In a study in the Journal of Experimental Biology, a team led by biologists at Brown University reveals how woodpeckers combine breathing and whole-body coordination to drill into trees with extraordinary force.
“These findings expand our understanding of the links between respiration, muscle physiology, and behavior to perform extreme motor feats and meet ecological challenges,” says lead author Nicholas Antonson, a postdoctoral research fellow in ecology, evolution, and organismal biology at Brown.
The team studied downy woodpeckers, the smallest species of woodpeckers in North America, which populate forested areas throughout the United States and Canada. Most scientists who investigate woodpecker physiology focus on neck muscles, says study coauthor Matthew Fuxjager, a professor of ecology, evolution, and organismal biology at Brown who has been studying woodpeckers for over a decade.
“We’re left to wonder, where does all the power come from?” Fuxjager says. “Where does the protection come from? Those questions stimulated our study, which took a more whole-body approach.”
In experiments conducted in Fuxjager’s lab, the scientists offered woodpecker study subjects some of their favorite types of wood and then measured the muscles the birds employed while drilling. The team used high-speed video to observe frame-by-frame, every 4 milliseconds, how the birds’ head positioning coordinated with activation of various muscles. They also measured air pressure and airflow in the birds’ airways.
After the woodpeckers were released back into the wilds of Rhode Island, the researchers analyzed the data and made several discoveries. First, they concluded that woodpeckers don’t just use their neck muscles to strike.
“They recruit muscles across the head, neck, hips, abdomen, and tail,” Antonson says, “essentially using their entire body to forge a coordinated hammer, with the neck stiffening on contact in a similar manner to how human wrists do when swinging a hammer.”

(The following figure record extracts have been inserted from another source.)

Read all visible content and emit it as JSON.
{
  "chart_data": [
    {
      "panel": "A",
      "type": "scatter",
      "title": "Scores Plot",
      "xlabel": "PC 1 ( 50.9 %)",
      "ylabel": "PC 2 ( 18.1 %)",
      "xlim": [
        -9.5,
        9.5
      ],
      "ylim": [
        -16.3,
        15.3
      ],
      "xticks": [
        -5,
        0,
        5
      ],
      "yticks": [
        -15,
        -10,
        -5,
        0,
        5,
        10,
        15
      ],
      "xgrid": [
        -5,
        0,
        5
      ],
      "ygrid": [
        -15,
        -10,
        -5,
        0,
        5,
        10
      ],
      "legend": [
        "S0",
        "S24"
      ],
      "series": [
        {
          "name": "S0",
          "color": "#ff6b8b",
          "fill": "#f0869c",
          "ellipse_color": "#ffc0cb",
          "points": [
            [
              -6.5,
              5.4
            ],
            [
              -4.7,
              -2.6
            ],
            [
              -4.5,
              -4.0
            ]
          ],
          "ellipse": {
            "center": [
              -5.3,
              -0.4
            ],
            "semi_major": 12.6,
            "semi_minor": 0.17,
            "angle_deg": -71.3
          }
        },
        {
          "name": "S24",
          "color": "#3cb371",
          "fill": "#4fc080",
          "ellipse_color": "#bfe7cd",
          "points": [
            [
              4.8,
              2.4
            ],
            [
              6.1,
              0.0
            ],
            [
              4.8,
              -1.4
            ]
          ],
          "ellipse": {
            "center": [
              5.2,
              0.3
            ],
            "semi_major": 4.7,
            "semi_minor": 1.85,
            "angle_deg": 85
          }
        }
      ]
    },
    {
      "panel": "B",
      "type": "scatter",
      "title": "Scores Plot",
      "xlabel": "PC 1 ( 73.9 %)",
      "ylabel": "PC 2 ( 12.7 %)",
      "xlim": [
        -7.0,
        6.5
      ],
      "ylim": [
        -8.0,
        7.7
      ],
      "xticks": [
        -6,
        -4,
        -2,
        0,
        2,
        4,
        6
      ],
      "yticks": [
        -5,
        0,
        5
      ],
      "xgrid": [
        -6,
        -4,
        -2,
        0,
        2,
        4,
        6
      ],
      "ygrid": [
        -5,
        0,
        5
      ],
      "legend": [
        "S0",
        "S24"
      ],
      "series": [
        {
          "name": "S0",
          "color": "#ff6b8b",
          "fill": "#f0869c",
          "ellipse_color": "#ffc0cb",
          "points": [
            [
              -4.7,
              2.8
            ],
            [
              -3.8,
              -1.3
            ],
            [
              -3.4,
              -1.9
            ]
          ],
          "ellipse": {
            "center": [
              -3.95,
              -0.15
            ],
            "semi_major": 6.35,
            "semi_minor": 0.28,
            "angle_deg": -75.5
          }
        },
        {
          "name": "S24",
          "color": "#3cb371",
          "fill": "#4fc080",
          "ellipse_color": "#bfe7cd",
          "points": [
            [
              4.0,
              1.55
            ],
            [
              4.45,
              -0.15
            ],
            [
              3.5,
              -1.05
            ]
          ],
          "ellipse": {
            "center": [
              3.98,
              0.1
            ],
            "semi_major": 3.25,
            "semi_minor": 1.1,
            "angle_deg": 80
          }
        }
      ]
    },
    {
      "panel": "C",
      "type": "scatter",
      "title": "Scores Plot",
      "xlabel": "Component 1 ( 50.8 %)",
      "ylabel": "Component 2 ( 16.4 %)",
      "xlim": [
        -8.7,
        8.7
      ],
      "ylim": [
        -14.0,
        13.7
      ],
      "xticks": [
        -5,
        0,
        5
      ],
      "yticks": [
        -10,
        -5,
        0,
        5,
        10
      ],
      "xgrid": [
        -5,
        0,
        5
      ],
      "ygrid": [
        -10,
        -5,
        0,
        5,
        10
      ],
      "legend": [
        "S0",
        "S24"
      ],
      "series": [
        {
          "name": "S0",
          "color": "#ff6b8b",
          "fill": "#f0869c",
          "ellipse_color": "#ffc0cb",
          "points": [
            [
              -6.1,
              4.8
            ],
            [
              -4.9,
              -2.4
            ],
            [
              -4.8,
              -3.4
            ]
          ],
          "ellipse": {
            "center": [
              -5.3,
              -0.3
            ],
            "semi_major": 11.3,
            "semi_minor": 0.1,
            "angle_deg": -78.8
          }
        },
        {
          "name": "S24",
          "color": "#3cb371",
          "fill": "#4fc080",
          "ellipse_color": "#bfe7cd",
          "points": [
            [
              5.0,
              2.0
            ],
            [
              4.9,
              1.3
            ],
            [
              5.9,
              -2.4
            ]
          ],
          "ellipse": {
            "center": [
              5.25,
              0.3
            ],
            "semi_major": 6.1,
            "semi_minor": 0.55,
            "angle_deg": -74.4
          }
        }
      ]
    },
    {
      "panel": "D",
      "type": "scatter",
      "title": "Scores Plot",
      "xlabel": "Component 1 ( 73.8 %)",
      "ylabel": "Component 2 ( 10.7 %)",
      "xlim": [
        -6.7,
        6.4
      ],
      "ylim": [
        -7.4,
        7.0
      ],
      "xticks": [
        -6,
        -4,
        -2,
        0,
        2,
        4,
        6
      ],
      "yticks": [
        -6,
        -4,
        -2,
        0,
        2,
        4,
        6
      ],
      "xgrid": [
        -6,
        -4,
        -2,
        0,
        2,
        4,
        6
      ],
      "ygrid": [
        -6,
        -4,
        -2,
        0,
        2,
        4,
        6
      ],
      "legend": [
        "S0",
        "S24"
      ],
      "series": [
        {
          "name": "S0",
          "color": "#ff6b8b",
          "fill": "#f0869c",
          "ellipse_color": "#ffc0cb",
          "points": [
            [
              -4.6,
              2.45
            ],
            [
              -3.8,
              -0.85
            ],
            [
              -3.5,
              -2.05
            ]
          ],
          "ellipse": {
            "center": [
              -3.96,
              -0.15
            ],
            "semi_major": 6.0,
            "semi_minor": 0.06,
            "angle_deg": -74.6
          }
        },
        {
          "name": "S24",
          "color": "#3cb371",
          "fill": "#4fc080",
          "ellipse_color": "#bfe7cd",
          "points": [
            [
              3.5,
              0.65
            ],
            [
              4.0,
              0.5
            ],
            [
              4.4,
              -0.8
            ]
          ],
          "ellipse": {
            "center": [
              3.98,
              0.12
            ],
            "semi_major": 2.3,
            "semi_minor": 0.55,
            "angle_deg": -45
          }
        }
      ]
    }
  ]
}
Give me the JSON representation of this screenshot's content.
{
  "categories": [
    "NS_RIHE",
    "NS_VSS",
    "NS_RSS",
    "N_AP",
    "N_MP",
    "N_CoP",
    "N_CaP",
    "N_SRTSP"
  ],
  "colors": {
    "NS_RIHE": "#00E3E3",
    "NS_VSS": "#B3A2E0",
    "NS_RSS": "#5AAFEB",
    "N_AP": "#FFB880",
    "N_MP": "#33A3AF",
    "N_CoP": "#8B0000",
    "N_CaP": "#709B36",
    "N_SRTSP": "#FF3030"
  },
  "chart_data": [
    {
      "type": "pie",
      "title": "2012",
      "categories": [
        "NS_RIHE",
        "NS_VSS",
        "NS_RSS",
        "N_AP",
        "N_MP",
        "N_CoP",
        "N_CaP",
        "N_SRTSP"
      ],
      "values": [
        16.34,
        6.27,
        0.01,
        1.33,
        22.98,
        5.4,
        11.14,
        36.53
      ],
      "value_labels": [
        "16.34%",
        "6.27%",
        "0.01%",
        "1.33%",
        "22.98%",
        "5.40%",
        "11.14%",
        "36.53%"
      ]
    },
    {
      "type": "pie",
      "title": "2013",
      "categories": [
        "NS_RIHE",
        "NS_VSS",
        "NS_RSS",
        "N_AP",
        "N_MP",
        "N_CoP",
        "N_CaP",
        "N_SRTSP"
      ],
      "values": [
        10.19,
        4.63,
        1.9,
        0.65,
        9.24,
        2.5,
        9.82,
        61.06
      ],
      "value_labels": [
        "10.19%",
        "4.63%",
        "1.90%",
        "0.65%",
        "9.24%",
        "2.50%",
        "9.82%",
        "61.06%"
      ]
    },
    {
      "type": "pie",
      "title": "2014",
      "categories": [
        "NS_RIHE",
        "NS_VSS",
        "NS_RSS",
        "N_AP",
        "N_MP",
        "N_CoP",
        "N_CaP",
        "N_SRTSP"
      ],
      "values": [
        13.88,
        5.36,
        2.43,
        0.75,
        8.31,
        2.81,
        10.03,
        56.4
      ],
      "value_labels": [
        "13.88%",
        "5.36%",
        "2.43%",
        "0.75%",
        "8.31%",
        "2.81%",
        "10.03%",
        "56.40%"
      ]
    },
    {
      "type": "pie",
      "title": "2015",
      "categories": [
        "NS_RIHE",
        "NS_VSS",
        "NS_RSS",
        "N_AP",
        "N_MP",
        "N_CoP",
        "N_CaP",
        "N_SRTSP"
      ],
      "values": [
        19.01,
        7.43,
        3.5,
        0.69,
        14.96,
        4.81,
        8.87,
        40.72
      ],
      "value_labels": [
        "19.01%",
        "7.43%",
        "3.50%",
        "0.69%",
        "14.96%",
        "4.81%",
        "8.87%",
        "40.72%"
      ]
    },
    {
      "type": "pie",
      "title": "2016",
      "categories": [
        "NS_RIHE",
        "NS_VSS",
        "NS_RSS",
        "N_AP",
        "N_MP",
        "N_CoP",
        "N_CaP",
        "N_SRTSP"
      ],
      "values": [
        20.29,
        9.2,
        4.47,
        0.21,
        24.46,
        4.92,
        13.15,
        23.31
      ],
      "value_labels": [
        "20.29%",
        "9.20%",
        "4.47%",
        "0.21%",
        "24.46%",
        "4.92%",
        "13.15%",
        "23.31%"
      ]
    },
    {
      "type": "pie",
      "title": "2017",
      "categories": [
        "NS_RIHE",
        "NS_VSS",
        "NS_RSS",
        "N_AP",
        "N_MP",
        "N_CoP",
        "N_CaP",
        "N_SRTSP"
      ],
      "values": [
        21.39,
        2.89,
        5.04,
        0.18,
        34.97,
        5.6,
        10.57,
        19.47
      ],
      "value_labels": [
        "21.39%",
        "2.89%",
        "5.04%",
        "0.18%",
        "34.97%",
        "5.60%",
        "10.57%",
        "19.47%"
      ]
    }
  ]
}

With each full-body hammer strike, Antonson says that woodpeckers actively exhale, similar to how professional tennis players grunt while hitting a powerful backhand.
During rapid tapping, the woodpeckers take “mini-breaths” between strikes. These mini-breaths have previously been described in songbirds during fast trills, Antonson says, but this is the first evidence of a bird using them in non-vocal communication.
The researchers found that the woodpeckers strike with forces up to 20 to 30 times their body weight, synchronizing each peck with a breath at rates up to 13 breaths per second.
Taken together, the results can change how people think about how woodpeckers, and animals in general, use physical displays to communicate, Fuxjager says.
“These displays that involve moving the body, either as a dance, or as a gesture, or even as a vocalization, are a way to convey information to another individual or group,” Fuxjager says.
“In the case of woodpeckers pecking, they aren’t just doing a simple thing at an extraordinary speed. They are coordinating all the muscles of their body and their respiratory system to allow them to perform an impressive feat. More than speed, it’s a matter of extraordinary skill.”
The same could be says about humans, Antonson adds.
“When you’re watching someone perform on American Idol, and you’re making judgments on whether they’re a good singer or a bad singer, you’re unconsciously assessing their vocal motor skills, and how they, too, can coordinate their body movement and their breathing to produce a physical display.”
Support for the study came from the National Science Foundation.